I guess one of the real reasons why I haven't written was because something so unthinkable, so unimaginable happened to someone I know. And without going into too much detail, I just felt all the raw emotions surging back. Tears flowed not only for my own grief but for the grief of others. In this moment of "shared" grief, I don't feel so alone. I feel as though I want to help in any way I can, to make it known that tragedies happen but there's hope...I'm still living and breathing. I thank God that the grief hasn't overpowered me and it doesn't make me bitter. It's amazing to see how many of my family and friends remember Penelope. It means a lot to me that she is remembered even though nobody but Ken and I have actually seen and held her. She is on so many people's hearts and in a way my prayers are answered. Through this tragedy, I wanted her short life to be meaningful. I want people to think about Penelope and hold their loved ones closer...appreciate the little bundles of joy God grants them...make the most of every single moment of life... That is how I desire to make Penelope's life meaningful.
On New Years Day (another holiday that I completely dreaded because it was another holiday without my baby), I encountered the kindest, most thoughtful gesture anyone could've shown me that day. On New Year's Day, our extended family follows Korean traditions and we bow to our elders as a sign of respect and say "Happy New Year". Then the elder family members give us money along with advice on how to live a prosperous life. Families go up, bow together and one by one every member of the family receives money. My family (consisting of me, my husband Ken, my 1st daughter Addison, and my 2nd daughter Juniper) went up to bow to all of my aunts and uncles. One of my uncles whispered in my ear, "Take this. We all know you have three children." And placed money into my hand. Just thinking about that moment takes my breath away and brings tears to my eyes. He remembered. I'm sure everyone there remembered, but he made an outright gesture to show that he remembered. It's truly little gestures like this that puts a smile on my face for days/weeks/months to come. The fact that she is remembered means the world to me.
A couple weeks ago I received my Penelope bear from Molly Bears. I opened up the box and there the bear was in a cute purple and aqua skirt and a patch that said 'Little Sister'. I lifted her out of that box with Addison by my side and held her close to me. The first thing that came out of my mouth was, "Wow she was so heavy" and I cried so hard. Addison brought me tissues, it's become her permanent job around here and she's become awesome at it...she just brings me tissues, gives me a hug, no questions asked, no words said. That bear slept in Addison's bed for the first couple nights and then on my bed the next few nights. Finally I set her on a shelf with a sign of her name that my sister painted, a candle with her picture and a cross. My husband and I both agree that the bear has brought such amazing, indescribable comfort.
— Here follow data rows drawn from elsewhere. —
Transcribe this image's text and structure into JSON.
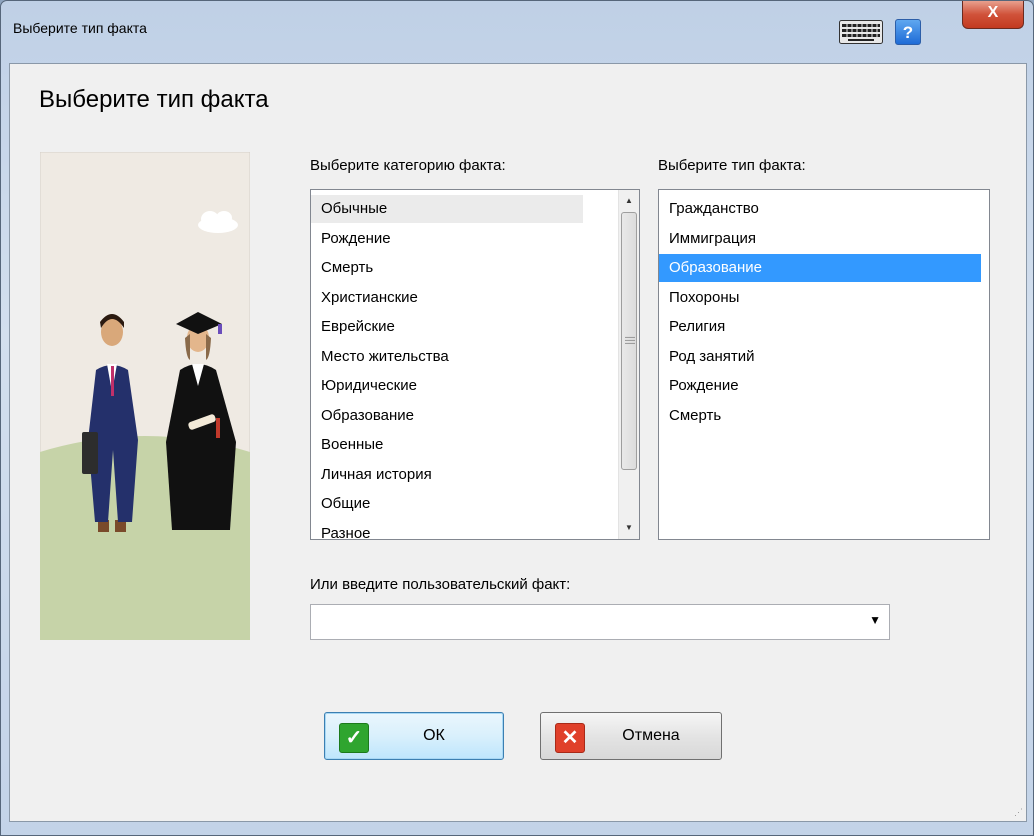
{
  "window": {
    "title": "Выберите тип факта",
    "close_label": "X",
    "help_label": "?"
  },
  "dialog": {
    "heading": "Выберите тип факта",
    "category_label": "Выберите категорию факта:",
    "type_label": "Выберите тип факта:",
    "custom_label": "Или введите пользовательский факт:",
    "custom_value": ""
  },
  "categories": {
    "selected_index": 0,
    "items": [
      "Обычные",
      "Рождение",
      "Смерть",
      "Христианские",
      "Еврейские",
      "Место жительства",
      "Юридические",
      "Образование",
      "Военные",
      "Личная история",
      "Общие",
      "Разное"
    ]
  },
  "types": {
    "selected_index": 2,
    "items": [
      "Гражданство",
      "Иммиграция",
      "Образование",
      "Похороны",
      "Религия",
      "Род занятий",
      "Рождение",
      "Смерть"
    ]
  },
  "buttons": {
    "ok_label": "ОК",
    "cancel_label": "Отмена"
  },
  "colors": {
    "selection": "#3399ff",
    "ok_icon": "#2fa52f",
    "cancel_icon": "#e0402a"
  }
}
I know for those people who care about me and love me...they just want to know how I'm doing and whether I am doing better. And to answer that right now, yes I'm doing better. I have my moments where I say under my breath, "Life is so damn unfair" or when I cry because I think about what should've been, but those moments have become less frequent. The pain I feel now is more of a dull sadness, a deep aching and longing.
In many ways we're all made up of many layers, whether it be from past struggles or accomplishments, but they make us who we are. Now I have a couple more added layers...layers of melancholy, brokenness, and gratefulness.